Hacia la antigua capital de Laos



El autobús para Luang Prabang es grande y destartalado. Estamos haciendo tiempo para montarnos y no sé cómo describirlo. Es azul discontinuo en tanto y cuanto en algunos trozos está repintado y en otros le falta chapa. La luna delantera tiene su típica película de sujeción para que no termine de rajarse entera.  No hay un asiento en condiciones y hay más mierda que en el palo de un gallinero. Todos los asientos tienen roto el acolchado por distintos sitios. Se conoce que todo estaba muy ajustado y con el uso las costuras fueron cediendo. Es imposible sujetar el culo del asiento y constantemente se sale de las pestañas que en su día lo sujetaban. Al lado del motor hay la consabida pila de banquetas bajas de plástico para colocarlas a modo de trasportín si fuera necesario, y lo fue.  Las cortinas mejor ni tocarlas no vaya a ser que se descompongan. El techo está forrado a trozos. El número de asiento está dibujado con rotulador en el panel que hay debajo de la ventanilla, pero no sirve para nada porque la gente se sienta donde quiere y puede. La caja de cambios grita cada vez que el chofer cambia de velocidad.
El recorrido dejémoslo en infernal. Trescientos veinte kilómetros de carretera con firme aceptable pero entre montañas kársticas cubierta de selva que aparecen y desaparecen entre la niebla. En la carretera sólo se ven las señales de pendientes peligrosas y de curvas. La señal de  peligro curvas no es una zeta, es una doble zeta que aparenta más un destornillador que otra cosa. Para colmo llueve con ganas pero el limpia derecho, el del chofer, no funciona y el izquierdo es un muñón que tampoco nos saluda. Cada dos por tres nos tenemos que poner de pie para ajustar el asiento porque nos escurrimos.

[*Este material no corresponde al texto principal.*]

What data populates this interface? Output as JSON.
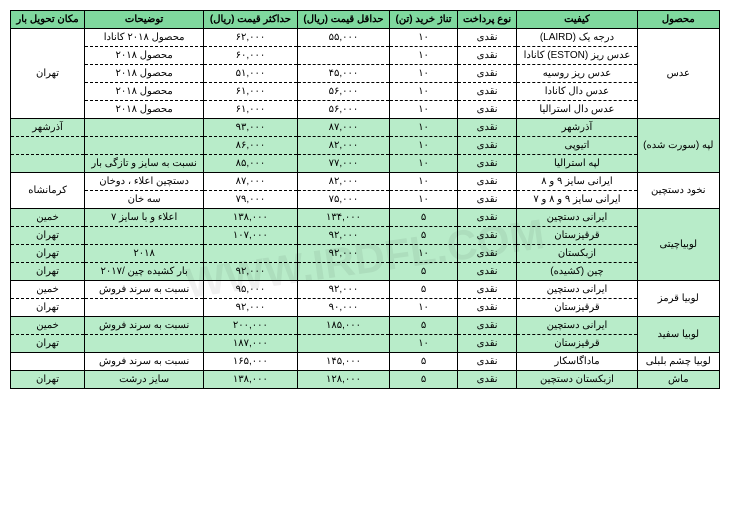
{
  "watermark": "WWW.IRDFL.COM",
  "headers": {
    "product": "محصول",
    "quality": "کیفیت",
    "payment": "نوع پرداخت",
    "tonnage": "تناژ خرید (تن)",
    "min_price": "حداقل قیمت (ریال)",
    "max_price": "حداکثر قیمت (ریال)",
    "notes": "توضیحات",
    "delivery": "مکان تحویل بار"
  },
  "colors": {
    "header_bg": "#7fd89e",
    "row_alt1": "#b8ecc9",
    "row_alt2": "#ffffff",
    "border": "#000000"
  },
  "groups": [
    {
      "product": "عدس",
      "bg": "#ffffff",
      "delivery": "تهران",
      "rows": [
        {
          "quality": "درجه یک (LAIRD)",
          "payment": "نقدی",
          "tonnage": "۱۰",
          "min": "۵۵,۰۰۰",
          "max": "۶۲,۰۰۰",
          "notes": "محصول ۲۰۱۸ کانادا"
        },
        {
          "quality": "عدس ریز (ESTON) کانادا",
          "payment": "نقدی",
          "tonnage": "۱۰",
          "min": "",
          "max": "۶۰,۰۰۰",
          "notes": "محصول ۲۰۱۸"
        },
        {
          "quality": "عدس ریز روسیه",
          "payment": "نقدی",
          "tonnage": "۱۰",
          "min": "۴۵,۰۰۰",
          "max": "۵۱,۰۰۰",
          "notes": "محصول ۲۰۱۸"
        },
        {
          "quality": "عدس دال کانادا",
          "payment": "نقدی",
          "tonnage": "۱۰",
          "min": "۵۶,۰۰۰",
          "max": "۶۱,۰۰۰",
          "notes": "محصول ۲۰۱۸"
        },
        {
          "quality": "عدس دال استرالیا",
          "payment": "نقدی",
          "tonnage": "۱۰",
          "min": "۵۶,۰۰۰",
          "max": "۶۱,۰۰۰",
          "notes": "محصول ۲۰۱۸"
        }
      ]
    },
    {
      "product": "لپه (سورت شده)",
      "bg": "#b8ecc9",
      "rows": [
        {
          "quality": "آذرشهر",
          "payment": "نقدی",
          "tonnage": "۱۰",
          "min": "۸۷,۰۰۰",
          "max": "۹۳,۰۰۰",
          "notes": "",
          "delivery": "آذرشهر"
        },
        {
          "quality": "اتیوپی",
          "payment": "نقدی",
          "tonnage": "۱۰",
          "min": "۸۲,۰۰۰",
          "max": "۸۶,۰۰۰",
          "notes": "",
          "delivery": ""
        },
        {
          "quality": "لپه استرالیا",
          "payment": "نقدی",
          "tonnage": "۱۰",
          "min": "۷۷,۰۰۰",
          "max": "۸۵,۰۰۰",
          "notes": "نسبت به سایز و تازگی بار",
          "delivery": ""
        }
      ]
    },
    {
      "product": "نخود دستچین",
      "bg": "#ffffff",
      "delivery": "کرمانشاه",
      "rows": [
        {
          "quality": "ایرانی سایز ۹ و ۸",
          "payment": "نقدی",
          "tonnage": "۱۰",
          "min": "۸۲,۰۰۰",
          "max": "۸۷,۰۰۰",
          "notes": "دستچین اعلاء ، دوخان"
        },
        {
          "quality": "ایرانی سایز ۹ و ۸ و ۷",
          "payment": "نقدی",
          "tonnage": "۱۰",
          "min": "۷۵,۰۰۰",
          "max": "۷۹,۰۰۰",
          "notes": "سه خان"
        }
      ]
    },
    {
      "product": "لوبیاچیتی",
      "bg": "#b8ecc9",
      "rows": [
        {
          "quality": "ایرانی دستچین",
          "payment": "نقدی",
          "tonnage": "۵",
          "min": "۱۳۴,۰۰۰",
          "max": "۱۳۸,۰۰۰",
          "notes": "اعلاء و با سایز ۷",
          "delivery": "خمین"
        },
        {
          "quality": "قرقیزستان",
          "payment": "نقدی",
          "tonnage": "۵",
          "min": "۹۲,۰۰۰",
          "max": "۱۰۷,۰۰۰",
          "notes": "",
          "delivery": "تهران"
        },
        {
          "quality": "ازبکستان",
          "payment": "نقدی",
          "tonnage": "۱۰",
          "min": "۹۲,۰۰۰",
          "max": "",
          "notes": "۲۰۱۸",
          "delivery": "تهران"
        },
        {
          "quality": "چین (کشیده)",
          "payment": "نقدی",
          "tonnage": "۵",
          "min": "",
          "max": "۹۲,۰۰۰",
          "notes": "بار کشیده چین /۲۰۱۷",
          "delivery": "تهران"
        }
      ]
    },
    {
      "product": "لوبیا قرمز",
      "bg": "#ffffff",
      "rows": [
        {
          "quality": "ایرانی دستچین",
          "payment": "نقدی",
          "tonnage": "۵",
          "min": "۹۲,۰۰۰",
          "max": "۹۵,۰۰۰",
          "notes": "نسبت به سرند فروش",
          "delivery": "خمین"
        },
        {
          "quality": "قرقیزستان",
          "payment": "نقدی",
          "tonnage": "۱۰",
          "min": "۹۰,۰۰۰",
          "max": "۹۲,۰۰۰",
          "notes": "",
          "delivery": "تهران"
        }
      ]
    },
    {
      "product": "لوبیا سفید",
      "bg": "#b8ecc9",
      "rows": [
        {
          "quality": "ایرانی دستچین",
          "payment": "نقدی",
          "tonnage": "۵",
          "min": "۱۸۵,۰۰۰",
          "max": "۲۰۰,۰۰۰",
          "notes": "نسبت به سرند فروش",
          "delivery": "خمین"
        },
        {
          "quality": "قرقیزستان",
          "payment": "نقدی",
          "tonnage": "۱۰",
          "min": "",
          "max": "۱۸۷,۰۰۰",
          "notes": "",
          "delivery": "تهران"
        }
      ]
    },
    {
      "product": "لوبیا چشم بلبلی",
      "bg": "#ffffff",
      "rows": [
        {
          "quality": "ماداگاسکار",
          "payment": "نقدی",
          "tonnage": "۵",
          "min": "۱۴۵,۰۰۰",
          "max": "۱۶۵,۰۰۰",
          "notes": "نسبت به سرند فروش",
          "delivery": ""
        }
      ]
    },
    {
      "product": "ماش",
      "bg": "#b8ecc9",
      "rows": [
        {
          "quality": "ازبکستان دستچین",
          "payment": "نقدی",
          "tonnage": "۵",
          "min": "۱۲۸,۰۰۰",
          "max": "۱۳۸,۰۰۰",
          "notes": "سایز درشت",
          "delivery": "تهران"
        }
      ]
    }
  ]
}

Cuando el chofer lo estima oportuno paramos cerca de algún maizal y la gente corre, sobre todo mujeres, a ocultarse para abonar el campo con cierta intimidad. Los hombres mean al borde del campo o en la cuneta. De ocho horas previstas pasamos a doce. Hicimos tres paradas como de media hora para que la gente se metiese algo en el cuerpo, pero nosotros no le sacamos mucho partido. No era cosa de comer lo que te plantaban delante las mujeres que se amontonaban a la puerta del autobús nada más parar. Los autóctonos, la mayoría, comían con agrado hasta unos platos con unos bichos como saltamontes. Llegamos oscuro ciego y el chofer del tuk-tuk nos dejó lejos de donde le dijimos porque no se atrevía a entrar por aquellas calles. A base de linterna y de paciencia conseguimos pillar un hotel bastante majo a orillas del Mekong.